Tie endotracheal tube to mandible NOT maxilla, to aid passage of endoscope.
Lay patient in left lateral recumbancy.
Place mouth gag to protect endoscope.
Insert endoscope along hard palate and into proximal esophagus .
Slowly pass endoscope along the esophagus.
Step 2 - Enter stomach
Once cardia is reached gently apply force on endoscope to enter stomach.
'Red out' will occur during intubation of stomach. (Vision is lost).
Once you feel the endoscope pass the cardia, STOP, gently inflate stomach with air.
Do NOT examine the stomach but inflate with only the minimum amount of air to permit passage of the endoscope to the pylorus. Excessive air will close the pylorus, making duodenal intubation impossible.
Step 3 - Identify pylorus
Pass endoscope along antrum to visualize the pylorus .
Bile may be observed entering the stomach as may antral peristaltic contraction.
Step 1 - Entering the duodenum
Intubation of the duodenum of the cat is the hardest endoscopic procedure to carry out.
Gently move the endoscope tip towards the pylorus, 'red out' will occur again.
Maintain gentle pressure, do NOT force the endoscope, until resistance is reduced indicating passage into the duodenum. Often the 'red out' will become a 'yellow out' indicating the presence of bile and entry into the duodenum.
At this point inflate with air until mucosa is visualized .
Advance endoscope along the duodenum examining the mucosa as you proceed.
Note the mucosa has a velvet appearance which is different to the stomach.
Collect biopsy samples from different levels of the duodenum.
With 1.5 m insertion tubes the jejunum may be examined, but NOT the ileum.

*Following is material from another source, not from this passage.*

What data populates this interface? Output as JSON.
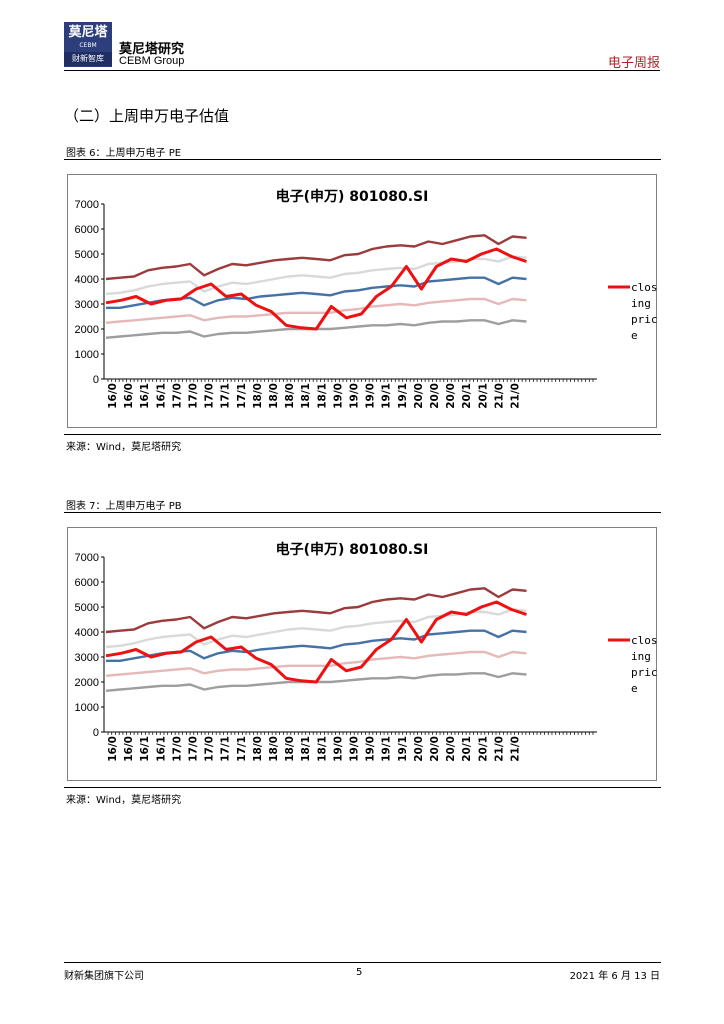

Step 2 - Biopsy collection
Do not overinflate the bowel as this will make mucosa stretch tightly reducing ability to collect samples.
Try and advance biopsy forceps perpendicular to the mucosa.
Tent mucosa before closing biopsy forceps and retrieving sample.
Deeper samples can be collected by sampling repeatedly at the same site.
Perforation will occur if this is done too frequently.
Capillary bleeding from biopsy sites is normal.
Step 1 - Remove endoscope
Gently withdraw endoscope into stomach.
Examine the stomach at this time Gastroscopy and take biopsies.
Withdraw endoscope from patient. Support end of scope as it is withdrawn to prevent damage.
Routine post anesthetic observation.
Check mucus membrane color, heart and respiratory rates in case of hemorrhage.
Check there is no evidence of gastric dilation.
Do not overinflate bowel. Apply only enough air to allow adequate visualization.
Arterial bleeding from biopsy sites.
Bowel perforation from applying too much force especially during intubation of duodenum.
Iatrogenic damage to mucosa caused by advancing endoscope along bowel.